Description of problem: There is NoShardAvailableActionException in es pod logs when deploying EFK stack in ec2 instances Version-Release number of selected component (if applicable): oc v1.0.6-823-g23eaf25 kubernetes v1.2.0-alpha.1-1107-g4c8e6f4 How reproducible: Steps to Reproduce: 1.build images, then push them to a private github repo with:https://github.com/openshift/origin-aggregated-logging/blob/master/hack/build-images.sh 2.update MASTER_URL in https://github.com/openshift/origin-aggregated-logging/blob/master/deployment/deployer.yaml 3.deploy EFK stack according to : https://github.com/openshift/origin-aggregated-logging/tree/master/deployment except for using below steps to run deployer: oc process -f deployer.yaml -v IMAGE_PREFIX=wyue/,KIBANA_HOSTNAME=kibana.example.com,PUBLIC_MASTER_URL=https://ec2-54-158-187-217.compute-1.amazonaws.com:8443,ES_INSTANCE_RAM=1024M,ES_CLUSTER_SIZE=1 | oc create -f - Actual results: Got only one pod running with exception in pod logs(please see the attachment) [root@ip-10-164-183-106 sample-app]# oc get pods NAME READY STATUS RESTARTS AGE logging-deployer-t1ov9 0/1 Completed 0 5h logging-es-he38fok0-1-k0fqs 1/1 Running 0 5h Expected results: no obvious error in pod logs Additional info: pod log is attached.
Created attachment 1085479 [details] es pod log
We've seen this frequently at startup but it doesn't appear to cause any problems. It would be nice to work out the timing issue or whatever it is that causes this, or to suppress it otherwise.
I would add that all of these exceptions are of the same general type - stuff that indicates everything isn't started up yet and you just need to wait: io.fabric8.elasticsearch.discovery.k8s.K8sDiscovery failed to connect to master, retrying... org.elasticsearch.transport.ConnectTransportException com.floragunn.searchguard.service.SearchGuardConfigService Try to refresh security configuration but it failed due to org.elasticsearch.cluster.block.ClusterBlockException: blocked by: [SERVICE_UNAVAILABLE/1/state not recovered / initialized] io.fabric8.elasticsearch.plugin.acl.DynamicACLFilter Error checking ACL when seeding org.elasticsearch.cluster.block.ClusterBlockException: blocked by: [SERVICE_UNAVAILABLE/1/state not recovered / initialized]; io.fabric8.elasticsearch.plugin.acl.DynamicACLFilter Exception encountered when seeding initial ACL org.elasticsearch.cluster.block.ClusterBlockException: blocked by: [SERVICE_UNAVAILABLE/1/state not recovered / initialized]
The occurrence of this stack trace is sourced from the Searchguard plugin when it queries ES for its settings while ES is not yet up and responding to queries.
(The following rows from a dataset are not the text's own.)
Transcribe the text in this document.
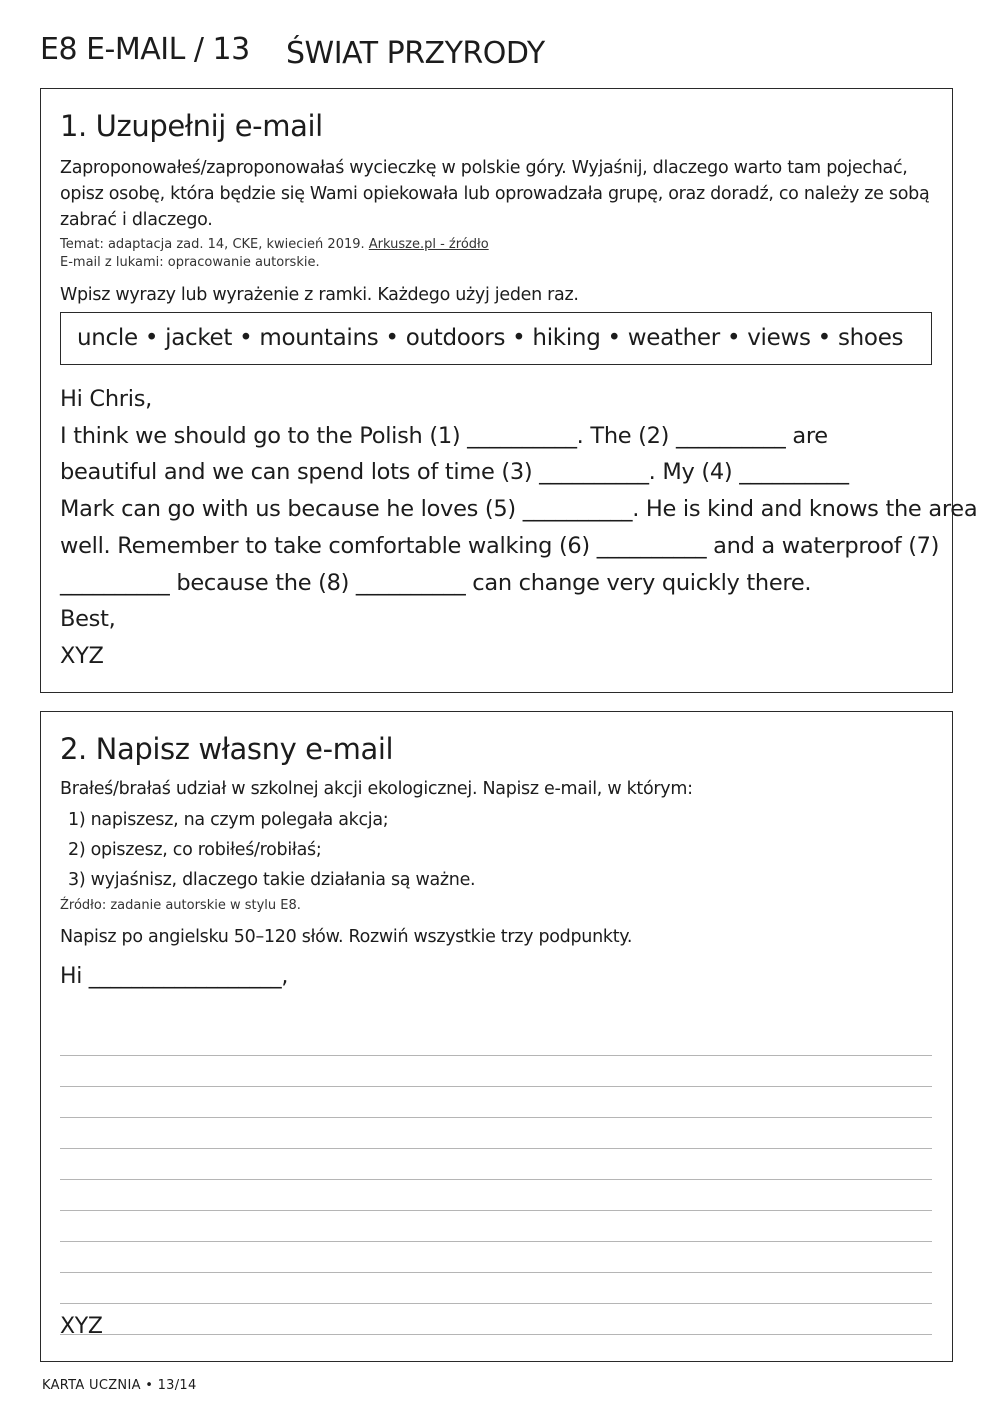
E8 E-MAIL / 13 ŚWIAT PRZYRODY
1. Uzupełnij e-mail
Zaproponowałeś/zaproponowałaś wycieczkę w polskie góry. Wyjaśnij, dlaczego warto tam pojechać, opisz osobę, która będzie się Wami opiekowała lub oprowadzała grupę, oraz doradź, co należy ze sobą zabrać i dlaczego.
Temat: adaptacja zad. 14, CKE, kwiecień 2019. Arkusze.pl - źródło
E-mail z lukami: opracowanie autorskie.
Wpisz wyrazy lub wyrażenie z ramki. Każdego użyj jeden raz.
uncle • jacket • mountains • outdoors • hiking • weather • views • shoes
Hi Chris,
I think we should go to the Polish (1) __________. The (2) __________ are
beautiful and we can spend lots of time (3) __________. My (4) __________
Mark can go with us because he loves (5) __________. He is kind and knows the area
well. Remember to take comfortable walking (6) __________ and a waterproof (7)
__________ because the (8) __________ can change very quickly there.
Best,
XYZ
2. Napisz własny e-mail
Brałeś/brałaś udział w szkolnej akcji ekologicznej. Napisz e-mail, w którym:
1) napiszesz, na czym polegała akcja;
2) opiszesz, co robiłeś/robiłaś;
3) wyjaśnisz, dlaczego takie działania są ważne.
Źródło: zadanie autorskie w stylu E8.
Napisz po angielsku 50–120 słów. Rozwiń wszystkie trzy podpunkty.
Hi __________________,
XYZ
KARTA UCZNIA • 13/14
Patch was merged upstream to suppress this message while ES is not yet available and will be pulled into an updated ES image. The externally tracked issue is not related to this.
What the "RELEASE_PENDING" status means? One of the customer hit this issue with "logging-elasticsearch:3.2.1", but it was not fixed this issue? If not, do you have a plan to release the fix for 3.2 elasticsearch image?
Release pending meant that it was going to be fixed in an upcoming release of EFK (3.4). There is not a plan to fix the 3.2 Elasticsearch image at this time since the source is from one of the plugins provided with it and the manner in which it looks for its settings. With the version in the pre-3.4 ES image it polls every few seconds until it is able to read in its configuration upon starting. The version used with the 3.4 ES image is instead notified. Unfortunately we cannot just update the plugin on the pre-3.4 images since the versions of ES it is written for is different (with 3.4 we moved from ES 1.5.2 to ES 2.4.1).
@ewolinet, Could you plesae give us the link of PR which fixed this issue? If it was not only one commit, please give us some of them. It is strange that one user hit this some times, although the report has not filed from other users. I'm sorry for bothering you, but we would like to confirm the cause of this issue.